Аккуратно подползли к краю поля, и не высовывая свои лица, начали осматривать ближайшую территорию. От края этой посадки вниз, под небольшим углом уходило чистое поле, в котором стояло два больших колючих куста. Это и были наши огневые точки. Наши прошлые следы уже были заметены снегом, их не было видно. На другой стороне поля, далеко, в двух километрах шла лесополоса, где уже вроде как сидел противник.
Группа на четырех костях дозорами выдвинулась к кустам, и разделившись на два дозора, спряталась в них. Подползли, посидели, послушали — вроде все чисто. Я по радиостанции передал, чтобы все утеплились, но делать все это приходилось не вставая.
— Командир, чай будешь? Я принесу? — спросил у меня Туман в радейку.
— Посиди на месте пока что. Чуть позже, а пока утепляемся.
Мы просидели может минут двадцать, обстановка была тихая. Ротный вышел на связь и сказал, что на месте. Я ответил тем же.
Мы выставили прибор наблюдения на треноге, который в аккурат выглядывал из куста. Рядом с ним находились два бойца, которые отвечали за наблюдение ближайшие два часа. Все было спокойно, очень тихо, никого вокруг не видели. Через какое-то время приполз, прямо на брюхе Туман с термосом, ну и взял сигарет у бойцов. Выпив кружечку вкусного, сладкого чая, сидя на своем рюкзаке в колючем кусте, я спросил:
— Как там Пересвет?
— Пересвет? — загадочно и очень мило заулыбался Туман.
— Он вспотел жестко, и сейчас вроде решил подраз-деться. Да вон, посмотри, на него, стоит статуя — заржал Туман.

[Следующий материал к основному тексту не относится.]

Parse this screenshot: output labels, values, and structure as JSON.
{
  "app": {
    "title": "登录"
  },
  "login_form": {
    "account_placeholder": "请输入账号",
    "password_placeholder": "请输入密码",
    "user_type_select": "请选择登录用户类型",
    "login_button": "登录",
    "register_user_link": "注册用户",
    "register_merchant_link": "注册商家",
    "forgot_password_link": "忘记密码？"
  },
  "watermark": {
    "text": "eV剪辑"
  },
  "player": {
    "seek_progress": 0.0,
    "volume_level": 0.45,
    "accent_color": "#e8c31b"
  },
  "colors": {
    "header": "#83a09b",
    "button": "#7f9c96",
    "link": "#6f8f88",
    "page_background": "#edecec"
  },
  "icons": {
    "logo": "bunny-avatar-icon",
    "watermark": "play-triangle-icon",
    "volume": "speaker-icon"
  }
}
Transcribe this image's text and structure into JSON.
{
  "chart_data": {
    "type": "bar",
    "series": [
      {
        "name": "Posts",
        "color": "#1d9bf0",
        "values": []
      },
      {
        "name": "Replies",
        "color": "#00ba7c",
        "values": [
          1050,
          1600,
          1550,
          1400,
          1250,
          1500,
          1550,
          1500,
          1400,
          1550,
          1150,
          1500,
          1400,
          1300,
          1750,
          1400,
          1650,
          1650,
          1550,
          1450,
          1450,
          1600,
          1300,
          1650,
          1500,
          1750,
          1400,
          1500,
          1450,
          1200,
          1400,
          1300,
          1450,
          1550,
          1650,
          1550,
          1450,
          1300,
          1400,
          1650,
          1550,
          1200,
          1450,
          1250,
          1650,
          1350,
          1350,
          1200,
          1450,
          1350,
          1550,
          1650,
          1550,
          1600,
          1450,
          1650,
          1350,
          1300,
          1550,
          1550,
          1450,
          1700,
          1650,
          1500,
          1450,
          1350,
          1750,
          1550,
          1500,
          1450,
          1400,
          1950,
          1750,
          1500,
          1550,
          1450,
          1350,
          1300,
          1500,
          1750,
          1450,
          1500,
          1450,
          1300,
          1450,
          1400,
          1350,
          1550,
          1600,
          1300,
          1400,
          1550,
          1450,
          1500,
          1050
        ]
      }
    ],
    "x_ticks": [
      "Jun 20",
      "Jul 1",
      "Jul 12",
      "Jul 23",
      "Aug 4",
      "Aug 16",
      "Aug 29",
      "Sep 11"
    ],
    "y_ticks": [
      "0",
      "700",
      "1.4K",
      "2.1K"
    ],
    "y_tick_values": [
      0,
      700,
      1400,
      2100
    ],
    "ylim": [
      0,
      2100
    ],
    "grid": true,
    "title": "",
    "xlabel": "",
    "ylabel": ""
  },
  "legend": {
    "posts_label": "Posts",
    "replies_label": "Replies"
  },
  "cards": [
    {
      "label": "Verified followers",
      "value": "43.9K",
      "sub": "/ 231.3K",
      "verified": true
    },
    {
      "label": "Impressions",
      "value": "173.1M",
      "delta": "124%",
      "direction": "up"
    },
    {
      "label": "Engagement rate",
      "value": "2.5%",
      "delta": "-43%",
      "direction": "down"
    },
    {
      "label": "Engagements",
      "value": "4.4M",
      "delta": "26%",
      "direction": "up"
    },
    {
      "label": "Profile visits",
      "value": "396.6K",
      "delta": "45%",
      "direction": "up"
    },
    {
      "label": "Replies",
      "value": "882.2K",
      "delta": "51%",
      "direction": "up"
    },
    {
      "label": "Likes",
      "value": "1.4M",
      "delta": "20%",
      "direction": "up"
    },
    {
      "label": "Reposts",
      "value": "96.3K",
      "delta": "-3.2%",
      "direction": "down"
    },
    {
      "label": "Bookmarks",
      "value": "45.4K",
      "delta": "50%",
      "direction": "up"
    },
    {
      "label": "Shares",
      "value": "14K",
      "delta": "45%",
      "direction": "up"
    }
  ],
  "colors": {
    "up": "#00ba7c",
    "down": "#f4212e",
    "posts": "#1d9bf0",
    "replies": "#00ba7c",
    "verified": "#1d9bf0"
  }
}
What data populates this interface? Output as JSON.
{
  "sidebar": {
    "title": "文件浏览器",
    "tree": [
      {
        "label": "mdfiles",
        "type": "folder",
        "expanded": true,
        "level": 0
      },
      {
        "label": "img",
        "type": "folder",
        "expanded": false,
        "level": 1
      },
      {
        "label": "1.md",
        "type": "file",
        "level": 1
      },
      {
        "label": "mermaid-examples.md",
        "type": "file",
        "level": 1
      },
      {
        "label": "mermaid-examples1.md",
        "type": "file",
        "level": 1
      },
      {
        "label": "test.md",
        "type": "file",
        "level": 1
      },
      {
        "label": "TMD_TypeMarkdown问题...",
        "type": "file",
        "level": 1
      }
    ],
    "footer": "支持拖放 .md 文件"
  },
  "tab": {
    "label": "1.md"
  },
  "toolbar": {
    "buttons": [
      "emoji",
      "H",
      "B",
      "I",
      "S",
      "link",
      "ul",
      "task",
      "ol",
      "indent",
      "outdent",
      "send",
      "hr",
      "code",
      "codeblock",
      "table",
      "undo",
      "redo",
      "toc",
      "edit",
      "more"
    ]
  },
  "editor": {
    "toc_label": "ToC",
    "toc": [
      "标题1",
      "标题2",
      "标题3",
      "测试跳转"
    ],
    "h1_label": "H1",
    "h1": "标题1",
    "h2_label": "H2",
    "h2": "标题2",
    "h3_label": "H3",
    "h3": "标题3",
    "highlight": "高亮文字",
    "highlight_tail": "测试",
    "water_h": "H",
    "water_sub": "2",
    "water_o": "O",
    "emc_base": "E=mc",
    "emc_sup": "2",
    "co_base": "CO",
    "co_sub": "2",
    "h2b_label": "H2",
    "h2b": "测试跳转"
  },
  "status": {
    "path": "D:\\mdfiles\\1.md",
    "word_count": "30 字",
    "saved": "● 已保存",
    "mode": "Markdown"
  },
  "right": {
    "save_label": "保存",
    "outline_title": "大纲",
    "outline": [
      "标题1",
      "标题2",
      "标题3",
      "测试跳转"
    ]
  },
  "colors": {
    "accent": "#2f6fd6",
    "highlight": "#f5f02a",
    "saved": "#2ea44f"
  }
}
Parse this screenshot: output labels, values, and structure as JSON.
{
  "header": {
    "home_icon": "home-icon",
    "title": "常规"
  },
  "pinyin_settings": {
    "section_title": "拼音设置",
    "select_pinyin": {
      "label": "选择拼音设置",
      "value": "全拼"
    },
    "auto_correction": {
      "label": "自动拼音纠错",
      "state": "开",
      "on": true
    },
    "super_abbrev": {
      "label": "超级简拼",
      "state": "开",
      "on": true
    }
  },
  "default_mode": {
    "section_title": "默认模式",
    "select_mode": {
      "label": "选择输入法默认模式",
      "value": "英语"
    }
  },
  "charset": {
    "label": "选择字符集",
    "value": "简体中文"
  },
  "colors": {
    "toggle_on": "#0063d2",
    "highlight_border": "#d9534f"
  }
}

Я обернулся и охуел. Пересвет стоял в полный свой маленький рост, с опущенными до коленей штанами, и проветривал свои гениталии. Но крикнуть я не мог, так как было бы очень громко. Я нагнулся вниз за радиостанцией, и в это время в метрах ста двадцати от нас, на уровне первых кустов, в лощине упали три снаряда и произошло три мощных взрыва. Причем я сначала услышал, потом встал посмотреть и увидел только результат разрывов.
— Это что за хуйня? По нам, что ли? — вслух сказал я, и перевел взгляд направо, где Пересвет застыл в своей позе и просто стоял и смотрел.
В этот момент происходит еще три разрыва, уже метрах в сорока от нас.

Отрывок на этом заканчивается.